Эффект матрёшки - страница 30
Процесс прошел более-менее успешно, но для себя она решила, что валютные вливания иногда бывают оправданы. После клозета бабуся порозовела и попросила кушать.
В молчаливом негодовании Ада проводила навязчивого эскулапа и вернулась на кухню. Ей предстояла грязная работа в кладовой.
Заткнув за пояс край юбки, она принялась разгребать пластинки и штабелировать журналы «Нива» за четырнадцатый год. Настроения не было. Более того, какое-то беспокойство поселилось в груди, будто прохватило её сквозняком обреченности. Она долгим взглядом оценила саквояж и, изловчившись, сняла с полки.

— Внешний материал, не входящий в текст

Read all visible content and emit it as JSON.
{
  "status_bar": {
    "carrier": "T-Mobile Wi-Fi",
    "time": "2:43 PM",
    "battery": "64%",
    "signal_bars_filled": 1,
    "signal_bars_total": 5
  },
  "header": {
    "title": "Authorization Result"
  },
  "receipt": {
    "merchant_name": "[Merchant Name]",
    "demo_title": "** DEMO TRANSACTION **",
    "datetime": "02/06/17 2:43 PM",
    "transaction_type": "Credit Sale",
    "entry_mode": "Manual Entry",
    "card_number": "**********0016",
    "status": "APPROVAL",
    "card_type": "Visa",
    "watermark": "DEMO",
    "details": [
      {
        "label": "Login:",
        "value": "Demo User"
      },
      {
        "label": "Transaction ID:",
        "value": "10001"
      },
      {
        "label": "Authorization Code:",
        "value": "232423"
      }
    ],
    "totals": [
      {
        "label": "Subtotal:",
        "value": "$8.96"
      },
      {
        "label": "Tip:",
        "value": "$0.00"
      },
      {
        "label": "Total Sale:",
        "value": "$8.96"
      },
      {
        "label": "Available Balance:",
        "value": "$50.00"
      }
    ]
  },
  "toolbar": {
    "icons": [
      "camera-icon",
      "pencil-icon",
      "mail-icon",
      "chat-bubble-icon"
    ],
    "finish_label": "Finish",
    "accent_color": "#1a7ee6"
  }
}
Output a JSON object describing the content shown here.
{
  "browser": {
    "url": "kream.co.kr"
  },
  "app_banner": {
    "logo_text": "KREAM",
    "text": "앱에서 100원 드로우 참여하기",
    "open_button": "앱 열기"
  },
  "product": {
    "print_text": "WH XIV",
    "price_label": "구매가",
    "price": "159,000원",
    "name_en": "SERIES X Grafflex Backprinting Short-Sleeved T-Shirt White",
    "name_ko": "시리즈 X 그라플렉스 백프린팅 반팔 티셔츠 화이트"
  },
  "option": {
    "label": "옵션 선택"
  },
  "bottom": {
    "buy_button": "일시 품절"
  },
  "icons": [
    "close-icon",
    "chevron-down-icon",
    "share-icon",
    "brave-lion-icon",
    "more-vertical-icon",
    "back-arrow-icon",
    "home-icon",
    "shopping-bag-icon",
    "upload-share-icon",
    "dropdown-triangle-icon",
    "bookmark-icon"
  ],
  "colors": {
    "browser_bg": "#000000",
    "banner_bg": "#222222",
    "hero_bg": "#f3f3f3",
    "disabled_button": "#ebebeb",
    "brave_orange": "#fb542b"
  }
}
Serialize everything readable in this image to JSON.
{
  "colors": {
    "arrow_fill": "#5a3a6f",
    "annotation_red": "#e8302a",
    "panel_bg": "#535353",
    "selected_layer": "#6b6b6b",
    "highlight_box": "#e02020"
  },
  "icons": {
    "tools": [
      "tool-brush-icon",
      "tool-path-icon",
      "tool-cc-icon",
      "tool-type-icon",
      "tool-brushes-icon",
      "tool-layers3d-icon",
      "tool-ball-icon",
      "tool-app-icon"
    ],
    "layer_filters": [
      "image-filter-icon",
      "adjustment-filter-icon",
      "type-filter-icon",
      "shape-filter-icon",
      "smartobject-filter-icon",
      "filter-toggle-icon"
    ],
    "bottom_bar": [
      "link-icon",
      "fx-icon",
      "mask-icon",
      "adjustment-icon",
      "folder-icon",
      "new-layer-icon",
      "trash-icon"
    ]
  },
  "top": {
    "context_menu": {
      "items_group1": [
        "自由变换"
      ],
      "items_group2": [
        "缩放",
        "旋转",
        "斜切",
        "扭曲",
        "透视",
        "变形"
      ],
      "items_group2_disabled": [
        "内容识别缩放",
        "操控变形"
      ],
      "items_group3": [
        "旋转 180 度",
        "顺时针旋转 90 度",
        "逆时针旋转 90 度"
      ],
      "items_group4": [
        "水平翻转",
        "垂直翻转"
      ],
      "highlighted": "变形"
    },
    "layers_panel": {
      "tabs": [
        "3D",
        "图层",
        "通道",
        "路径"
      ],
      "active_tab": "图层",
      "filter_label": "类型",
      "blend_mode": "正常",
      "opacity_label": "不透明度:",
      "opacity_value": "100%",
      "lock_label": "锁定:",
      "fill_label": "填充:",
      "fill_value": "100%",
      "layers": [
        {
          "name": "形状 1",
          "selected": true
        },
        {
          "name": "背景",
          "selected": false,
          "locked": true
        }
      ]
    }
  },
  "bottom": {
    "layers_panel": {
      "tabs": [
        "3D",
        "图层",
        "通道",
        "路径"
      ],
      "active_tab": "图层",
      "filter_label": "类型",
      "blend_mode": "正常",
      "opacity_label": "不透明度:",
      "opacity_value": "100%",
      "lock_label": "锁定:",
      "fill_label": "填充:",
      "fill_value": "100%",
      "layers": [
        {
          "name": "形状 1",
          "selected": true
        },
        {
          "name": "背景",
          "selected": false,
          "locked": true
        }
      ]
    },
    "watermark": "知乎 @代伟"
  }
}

Внутри были миллионы! Рассованные по полотняным мешочкам, они наполняли собой металлическую кружку с дырою в днище – подлинное творение Фридрих Август фон Эсмарха! Ада сразу узнала самоуверенные камни. На содержимое одного из мешочков, небрежно высыпанное ею на журнальный разворот, не торгуясь можно было прикупить скромную виллу на теплом взморье. «Всего одна браслетка! Ведь ты так любишь море. Никто и не заметит… Никто и не подумает…» – подстрекали совесть бесы алчности, но совесть была нерешительна и пуглива.
«Чур, меня, чур…» – разогнала брильянтовый морок Артемида и вернула на прежнее место всё до последней страницы. Вроде, как и не было ничего. Будто и померещилось.
Глава девятая
Бабуся оказалась привередливой. К утреннему «кофэ» она требовала свежий глазированный сырок. Маркировка вчерашним числом вызывал в ней волнение желчи, оттого Артемиде всю неделю приходилось вставать неприлично рано и обегать дозором ближайшие продуктовые центры в поисках единственного девственно – свежего молочного продукта.
Раньше полудня Розалия не просыпалась. А последние двадцать лет утро встречала бодрым: «Что б я сдохла – не дождетесь!» Непродолжительный аутотренинг наэлектризовывал пространство вокруг, да так, что редкий пушок на голове бабки вставал дыбом, словно макушку её отполировали эбонитовой палочкой. Она цеплялась за жизнь, будто знала – на том свете её ждет котёл и пламя. Подзарядившись, Розалия била током, иногда искрила. В её комнате, по рассказам приживалки, сами по себе загорались лампочки, двигались вещи. И вообще, творилась всякая чертовщина… Хвала небесам, Ада не соприкасалась со старухой, и даже не виделась, кроме того единственного раза, когда ей пришлось ассистировать при клизме. Да и то у порога она предусмотрительно подстраховалась крестным знамением.
Примирившись с войлочными тапками бабушки Розы, нагруженная продуктами из ближайшего гастронома, Ада бесшумно скользила на кухню вслед за впустившей её домработницей.
Маруся Аполлоновна, возможно, не имела плоти. Лишь скорбный дух скрывался под её сатиновым халатом. Дух был силен крепкой и долгой ненавистью к большевикам. Казалось, она не упокоится с миром, пока на Родине останется живым хоть один ленинец.
Кто бы мог подумать, глядя на дымный призрак, что он был когда-то любимой ученицей императорской балетной школы, что эту женщину обожали и носили на руках блистательные и талантливейшие мужчины минувшего века.
Ада наблюдала за Марусей Аполлоновной, как та брезгливо зачерпывает из кастрюли потрескавшейся эмалированной кружечкой ею же сваренный суп. Как ест его из той же кружечки кукольной ложкой, священнодействуя. Сколько ей лет? Около ста, наверное.
Маруся не была разговорчива. Она негласно презирала людей, приютивших её, тайно вернувшуюся из долгой ссылки, к сыну и мужу. Сын отрекся. Муж предал. Одна. Так и осталась жить у Розы в приживалках-прислугах в темной комнате, выгороженной из кухни. Без документов. Вроде есть человек, а присмотришься – и нет.